Starting with the release of Strategy ONE (March 2024), dossiers are also known as dashboards.
I have created a Python script that gathers information about all the objects within Strategy Project, checks direct relations and iterates through them to compile a table of extended relations. As a result a few CSV files are generated and those can be used in a dossier to visualize direct and extended relations between objects.
Putting all the objects and relations on a Sankey Diagram renders rather an illegible chart.

In the example below I am filtering on the children branch by selecting only "Profit" fact.

Setting up one more filter ParentType="Metric" further helps with understanding the chart. We can clearly see that there are around 15 metrics that are built directly with Fact "Profit" in their formula. There are many more metrics that have indirect relations with this fact for example by using other metrics in their formula (LM Profit metric > Profit metric > Profit fact).

I have created this dossier by combining CSV files generated by my Python script. Some tables have been imported twice to provide data both for Parent and Children attributes.

I'm attaching to this post Jupyter Lab file containing Python script, CSV files generated by the script for Strategy Tutorial Project, mstr file with visualization of Tutorial Project objects relations.
I also wrote another example of a Python script that collects data for a different representations of relations. It collects data that allow building a deeper hierarchy. It might be more familiar to users analyzing Strategy objects lineage: Document > Dataset > Report Object > Schema Object > Table
Please note - I've added color formatting in the code below (http://hilite.me/). Code copied from here might not work due to indentation issues. In that case, use attached file with sample code. Also this CRM is adding ';' after URLs.


import csv, json, pickle, itertools
import pandas as pd
import getpass
from mstrio.connection import Connection
from mstrio.server import Environment, Project
from mstrio.object_management import quick_search, full_search
from mstrio.types import ObjectSubTypes, ObjectTypes
from mstrio.project_objects.datasets.super_cube import SuperCube
import datetime;

from mstrio import config
config.verbose = False

mstr_username = "mstr"
mstr_password = getpass.getpass(prompt='Password ')
mstr_base_url = "https://env-319699.customer.cloud.Strategy.com"
mstr_url_api  = mstr_base_url+"/StrategyLibrary/api"

# upload to cube
upload_proj_id   = "B7CA92F04B9FAE8D941C3E9B7E0CD754"
upload_folder_id = "FF2BE32E294E4A2E659C88AC6BA3F918"

# Output format
cube_export = False # make it False if you don't need push data to cubes
csv_export  = True # ..
KEY_SF      = "standalone" #keyword for objects without parent like a metric that is never used in any report
pickle_file = "cube_dict2.pkl"



# Connection
conn=Connection(mstr_url_api, mstr_username, mstr_password, login_mode=1)
env = Environment(connection=conn)

project_id='B7CA92F04B9FAE8D941C3E9B7E0CD754'
conn.select_project(project_id=project_id)


# ## Functions




def export_to_csv(level_id, df):
    df.to_csv(f"{level_id}.csv", index=False, encoding='utf-8', sep=",", quoting=csv.QUOTE_ALL, escapechar="\\", header=True)
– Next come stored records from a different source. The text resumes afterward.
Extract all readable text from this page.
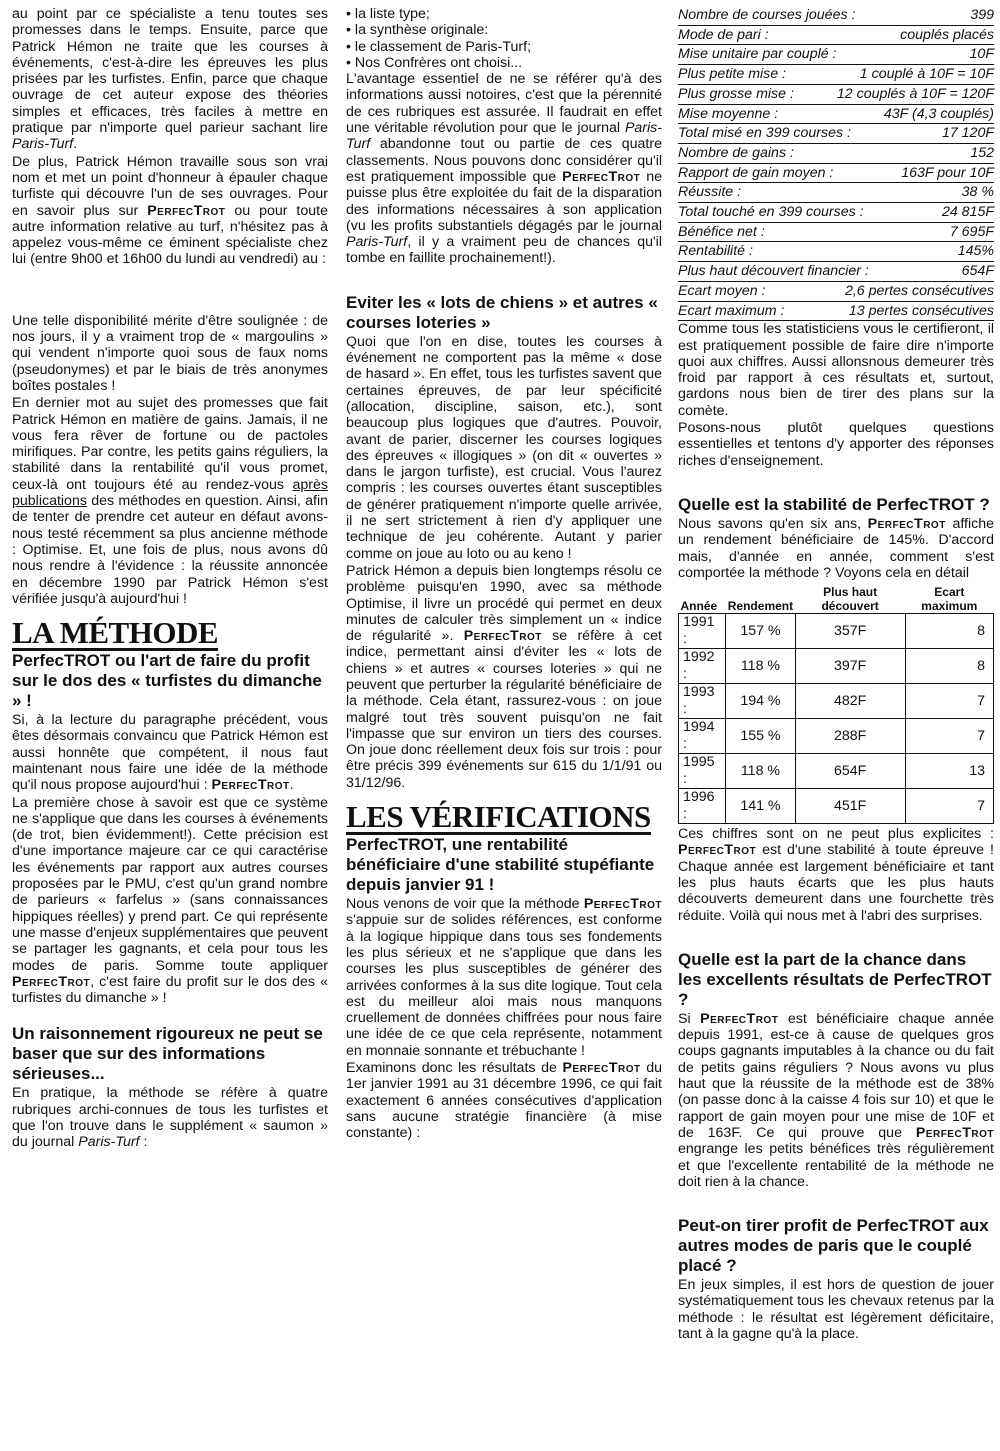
au point par ce spécialiste a tenu toutes ses promesses dans le temps. Ensuite, parce que Patrick Hémon ne traite que les courses à événements, c'est-à-dire les épreuves les plus prisées par les turfistes. Enfin, parce que chaque ouvrage de cet auteur expose des théories simples et efficaces, très faciles à mettre en pratique par n'importe quel parieur sachant lire Paris-Turf.

De plus, Patrick Hémon travaille sous son vrai nom et met un point d'honneur à épauler chaque turfiste qui découvre l'un de ses ouvrages. Pour en savoir plus sur PerfecTrot ou pour toute autre information relative au turf, n'hésitez pas à appelez vous-même ce éminent spécialiste chez lui (entre 9h00 et 16h00 du lundi au vendredi) au :

Une telle disponibilité mérite d'être soulignée : de nos jours, il y a vraiment trop de « margoulins » qui vendent n'importe quoi sous de faux noms (pseudonymes) et par le biais de très anonymes boîtes postales !

En dernier mot au sujet des promesses que fait Patrick Hémon en matière de gains. Jamais, il ne vous fera rêver de fortune ou de pactoles mirifiques. Par contre, les petits gains réguliers, la stabilité dans la rentabilité qu'il vous promet, ceux-là ont toujours été au rendez-vous après publications des méthodes en question. Ainsi, afin de tenter de prendre cet auteur en défaut avons-nous testé récemment sa plus ancienne méthode : Optimise. Et, une fois de plus, nous avons dû nous rendre à l'évidence : la réussite annoncée en décembre 1990 par Patrick Hémon s'est vérifiée jusqu'à aujourd'hui !

LA MÉTHODE
PerfecTROT ou l'art de faire du profit sur le dos des « turfistes du dimanche » !

Si, à la lecture du paragraphe précédent, vous êtes désormais convaincu que Patrick Hémon est aussi honnête que compétent, il nous faut maintenant nous faire une idée de la méthode qu'il nous propose aujourd'hui : PerfecTrot.

La première chose à savoir est que ce système ne s'applique que dans les courses à événements (de trot, bien évidemment!). Cette précision est d'une importance majeure car ce qui caractérise les événements par rapport aux autres courses proposées par le PMU, c'est qu'un grand nombre de parieurs « farfelus » (sans connaissances hippiques réelles) y prend part. Ce qui représente une masse d'enjeux supplémentaires que peuvent se partager les gagnants, et cela pour tous les modes de paris. Somme toute appliquer PerfecTrot, c'est faire du profit sur le dos des « turfistes du dimanche » !

Un raisonnement rigoureux ne peut se baser que sur des informations sérieuses...

En pratique, la méthode se réfère à quatre rubriques archi-connues de tous les turfistes et que l'on trouve dans le supplément « saumon » du journal Paris-Turf :

• la liste type;
• la synthèse originale:
• le classement de Paris-Turf;
• Nos Confrères ont choisi...

L'avantage essentiel de ne se référer qu'à des informations aussi notoires, c'est que la pérennité de ces rubriques est assurée. Il faudrait en effet une véritable révolution pour que le journal Paris-Turf abandonne tout ou partie de ces quatre classements. Nous pouvons donc considérer qu'il est pratiquement impossible que PerfecTrot ne puisse plus être exploitée du fait de la disparation des informations nécessaires à son application (vu les profits substantiels dégagés par le journal Paris-Turf, il y a vraiment peu de chances qu'il tombe en faillite prochainement!).

Eviter les « lots de chiens » et autres « courses loteries »

Quoi que l'on en dise, toutes les courses à événement ne comportent pas la même « dose de hasard ». En effet, tous les turfistes savent que certaines épreuves, de par leur spécificité (allocation, discipline, saison, etc.), sont beaucoup plus logiques que d'autres. Pouvoir, avant de parier, discerner les courses logiques des épreuves « illogiques » (on dit « ouvertes » dans le jargon turfiste), est crucial. Vous l'aurez compris : les courses ouvertes étant susceptibles de générer pratiquement n'importe quelle arrivée, il ne sert strictement à rien d'y appliquer une technique de jeu cohérente. Autant y parier comme on joue au loto ou au keno !

Patrick Hémon a depuis bien longtemps résolu ce problème puisqu'en 1990, avec sa méthode Optimise, il livre un procédé qui permet en deux minutes de calculer très simplement un « indice de régularité ». PerfecTrot se réfère à cet indice, permettant ainsi d'éviter les « lots de chiens » et autres « courses loteries » qui ne peuvent que perturber la régularité bénéficiaire de la méthode. Cela étant, rassurez-vous : on joue malgré tout très souvent puisqu'on ne fait l'impasse que sur environ un tiers des courses. On joue donc réellement deux fois sur trois : pour être précis 399 événements sur 615 du 1/1/91 ou 31/12/96.

LES VÉRIFICATIONS
PerfecTROT, une rentabilité bénéficiaire d'une stabilité stupéfiante depuis janvier 91 !

Nous venons de voir que la méthode PerfecTrot s'appuie sur de solides références, est conforme à la logique hippique dans tous ses fondements les plus sérieux et ne s'applique que dans les courses les plus susceptibles de générer des arrivées conformes à la sus dite logique. Tout cela est du meilleur aloi mais nous manquons cruellement de données chiffrées pour nous faire une idée de ce que cela représente, notamment en monnaie sonnante et trébuchante !

Examinons donc les résultats de PerfecTrot du 1er janvier 1991 au 31 décembre 1996, ce qui fait exactement 6 années consécutives d'application sans aucune stratégie financière (à mise constante) :

Nombre de courses jouées :	399
Mode de pari :	couplés placés
Mise unitaire par couplé :	10F
Plus petite mise :	1 couplé à 10F = 10F
Plus grosse mise :	12 couplés à 10F = 120F
Mise moyenne :	43F (4,3 couplés)
Total misé en 399 courses :	17 120F
Nombre de gains :	152
Rapport de gain moyen :	163F pour 10F
Réussite :	38 %
Total touché en 399 courses :	24 815F
Bénéfice net :	7 695F
Rentabilité :	145%
Plus haut découvert financier :	654F
Ecart moyen :	2,6 pertes consécutives
Ecart maximum :	13 pertes consécutives

Comme tous les statisticiens vous le certifieront, il est pratiquement possible de faire dire n'importe quoi aux chiffres. Aussi allonsnous demeurer très froid par rapport à ces résultats et, surtout, gardons nous bien de tirer des plans sur la comète.

Posons-nous plutôt quelques questions essentielles et tentons d'y apporter des réponses riches d'enseignement.

Quelle est la stabilité de PerfecTROT ?

Nous savons qu'en six ans, PerfecTrot affiche un rendement bénéficiaire de 145%. D'accord mais, d'année en année, comment s'est comportée la méthode ? Voyons cela en détail

Année	Rendement	Plus haut découvert	Ecart maximum
1991 :	157 %	357F	8
1992 :	118 %	397F	8
1993 :	194 %	482F	7
1994 :	155 %	288F	7
1995 :	118 %	654F	13
1996 :	141 %	451F	7

Ces chiffres sont on ne peut plus explicites : PerfecTrot est d'une stabilité à toute épreuve ! Chaque année est largement bénéficiaire et tant les plus hauts écarts que les plus hauts découverts demeurent dans une fourchette très réduite. Voilà qui nous met à l'abri des surprises.

Quelle est la part de la chance dans les excellents résultats de PerfecTROT ?

Si PerfecTrot est bénéficiaire chaque année depuis 1991, est-ce à cause de quelques gros coups gagnants imputables à la chance ou du fait de petits gains réguliers ? Nous avons vu plus haut que la réussite de la méthode est de 38% (on passe donc à la caisse 4 fois sur 10) et que le rapport de gain moyen pour une mise de 10F et de 163F. Ce qui prouve que PerfecTrot engrange les petits bénéfices très régulièrement et que l'excellente rentabilité de la méthode ne doit rien à la chance.

Peut-on tirer profit de PerfecTROT aux autres modes de paris que le couplé placé ?

En jeux simples, il est hors de question de jouer systématiquement tous les chevaux retenus par la méthode : le résultat est légèrement déficitaire, tant à la gagne qu'à la place.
def search_deps_ids(conn, project_id, obj_id, obj_type, types_in_scope): # this one takes an object ID to search
    objects = full_search(
        conn,
        project=project_id,
        used_by_object_id=obj_id,
        used_by_object_type=obj_type
    )
    return [[d["id"],d["type"]] for d in objects if d["type"] in types_in_scope]

def unique_list(alist): # sorts a list of lists
    alist.sort()
    alist=list(alist for alist,_ in itertools.groupby(alist))
    return alist

def find_comps(dep, rel_type, direct_deps): #find components
    deps_list=[]
    for dir_dep in direct_deps:
        if dir_dep[1]==dep[4]:
            new_dep=[dep[0],dep[1],dep[2],rel_type,dir_dep[4],dir_dep[5]]
            deps_list.append(new_dep)
    return deps_list


# #### Get all the objects details




objects = quick_search(conn, project_id, object_types=[t for t in ObjectTypes])

all_objects=[]
for i,t in enumerate(objects[:]):
    all_objects.append([project_id, t['name'],t['id'],t['type'],t['subtype'],t['extType'],t['dateCreated'],
                        t['dateModified'],t['version'],t['owner']['name'],t['owner']['id']])

print(f"Count all objects: {len(all_objects)}")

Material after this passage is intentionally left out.